The Detroit Railway, Promoter.

When Messrs. H. A. Everett and Albert Pack of The Detroit Railway, promised last November to have cars running in Detroit by July 1 the people were incredulous, as they did not know Messrs. Everett and Pack or their ability to accomplish the seemingly impossible. They had been accustomed to the old foggy method of the other lines and this was the basis of their doubt. The Detroit press of last week told how thoroughly they kept their promise and when the same two men promise a pyrospectacle of great magnificence, to celebrate the opening of their lines, that promise must be believed. The pyrospectacle, “Lalla Rookh,” which is to be given in Detroit, is now running in Cleveland and has won for itself the utmost of praise from the Cleveland papers.
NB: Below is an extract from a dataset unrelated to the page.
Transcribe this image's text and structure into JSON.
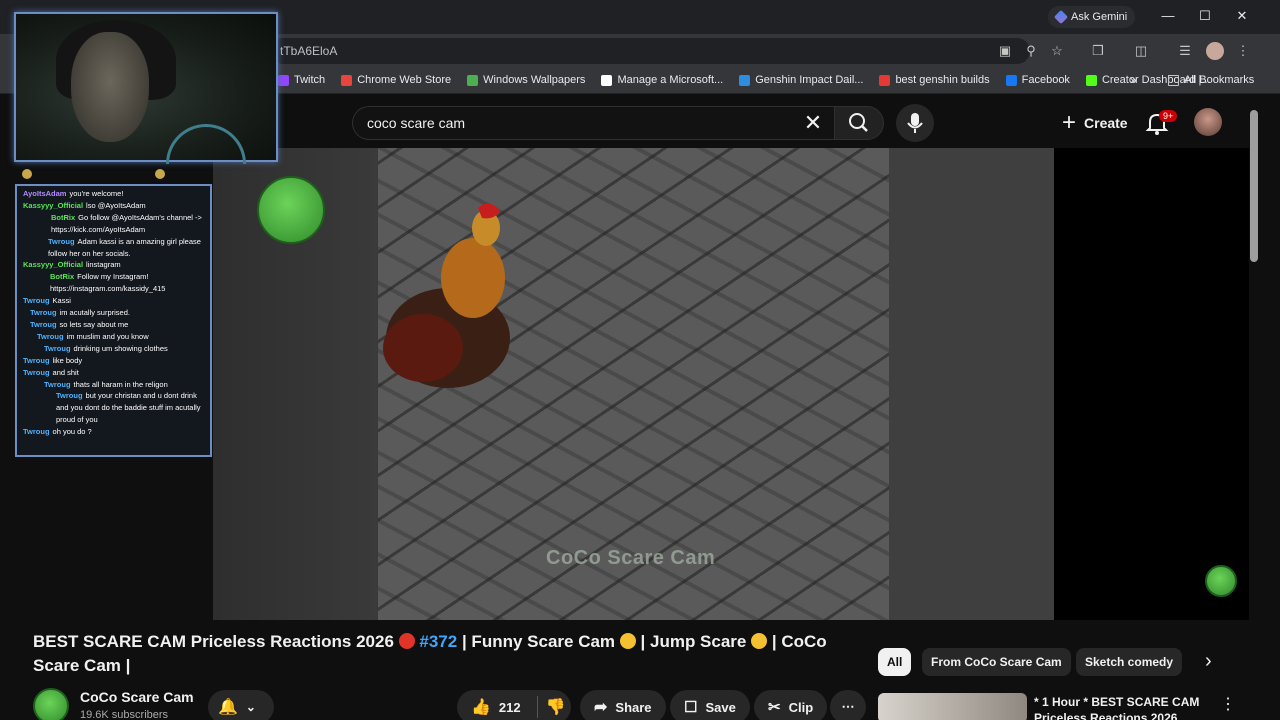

All kinds of superlative adjectives have been used their [sic] to describe its bewilderingly beautiful setting, tis graceful dances, its thrilling pyro-technical features and the perfection of detail and ensemble which marks the production. To properly celebrate the opening of The Detroit Railway will Tom Moore’s Oriental romance “Lalla Rookh,” environed by all the skill an thrilling accessories that the great Pain can invent, be brought to Detroit and presented on Boulevard Park, 14th and Avenue and the Boulevard, beginning July 23.